Cover of The Human Target Special #1

In November 1991, DC Comics produced a 48-page one-shot titled The Human Target Special #1, marketed as a tie-in to the then-upcoming television show (the comic's cover advertised that it was "Coming soon to ABC-TV!"). The comic has Chance and his team protecting a DEA agent from assassination.

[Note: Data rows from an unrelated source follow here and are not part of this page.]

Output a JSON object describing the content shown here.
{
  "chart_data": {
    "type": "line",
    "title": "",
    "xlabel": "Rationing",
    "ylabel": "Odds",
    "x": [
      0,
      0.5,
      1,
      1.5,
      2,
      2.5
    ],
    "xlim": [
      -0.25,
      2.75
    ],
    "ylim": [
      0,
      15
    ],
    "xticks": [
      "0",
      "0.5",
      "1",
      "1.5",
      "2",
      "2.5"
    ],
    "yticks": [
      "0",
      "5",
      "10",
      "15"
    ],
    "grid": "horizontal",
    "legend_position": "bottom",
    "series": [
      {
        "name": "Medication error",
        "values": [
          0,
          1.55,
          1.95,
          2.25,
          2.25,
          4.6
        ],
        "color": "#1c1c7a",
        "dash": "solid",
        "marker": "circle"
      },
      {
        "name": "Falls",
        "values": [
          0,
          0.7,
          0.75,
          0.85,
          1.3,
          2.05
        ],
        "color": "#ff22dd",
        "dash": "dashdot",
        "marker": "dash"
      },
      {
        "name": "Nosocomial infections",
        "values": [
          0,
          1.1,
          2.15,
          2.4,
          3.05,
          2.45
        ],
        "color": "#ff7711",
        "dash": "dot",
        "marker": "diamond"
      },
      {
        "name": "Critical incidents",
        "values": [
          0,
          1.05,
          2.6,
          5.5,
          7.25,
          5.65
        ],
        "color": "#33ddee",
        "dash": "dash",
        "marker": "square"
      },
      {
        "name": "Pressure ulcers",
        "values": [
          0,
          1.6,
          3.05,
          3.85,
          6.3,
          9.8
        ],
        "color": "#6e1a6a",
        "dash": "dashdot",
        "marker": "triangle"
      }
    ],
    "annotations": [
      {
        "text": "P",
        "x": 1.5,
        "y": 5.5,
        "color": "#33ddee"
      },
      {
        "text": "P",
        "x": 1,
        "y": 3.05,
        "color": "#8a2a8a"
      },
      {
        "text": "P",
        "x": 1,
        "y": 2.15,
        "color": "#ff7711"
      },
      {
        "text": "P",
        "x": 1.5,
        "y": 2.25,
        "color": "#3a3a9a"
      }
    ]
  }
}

It was written by Mark Verheiden, with pencils by Rick Burchett and inks by Dick Giordano.

== Reception ==
Ken Tucker of Entertainment Weekly graded the series a "C−", describing the plot of the aired pilot episode as "paper-thin" and that the series as a whole "seems campy in a dumb way, with stilted dialogue and stiff action scenes". Writing in the Chicago Tribune, Rick Kogan called the series "one of the goofiest action-adventure shows you'll ever see". Terry Kelleher's review in Newsday complained that "the strangest aspect is that the actor playing [Chance]'s client [...] winds up grabbing more screen time than [series star Rick] Springfield". Syndicated columnist Jon Burlingame of United Features credited the show with "some interesting effects" but called the drama itself "pretty tired", lamenting that "the outrageously appropriate comic-book style of The Flash" was "completely absent". Lon Grahnke of the Chicago Sun-Times found "part-time pop singer and [...] matinee idol" Springfield "hard to believe in the title role" as a retired Special Forces commando. In real life, Springfield did spend time in Vietnam during the war, but as part of an Australian band entertaining American troops in 1969.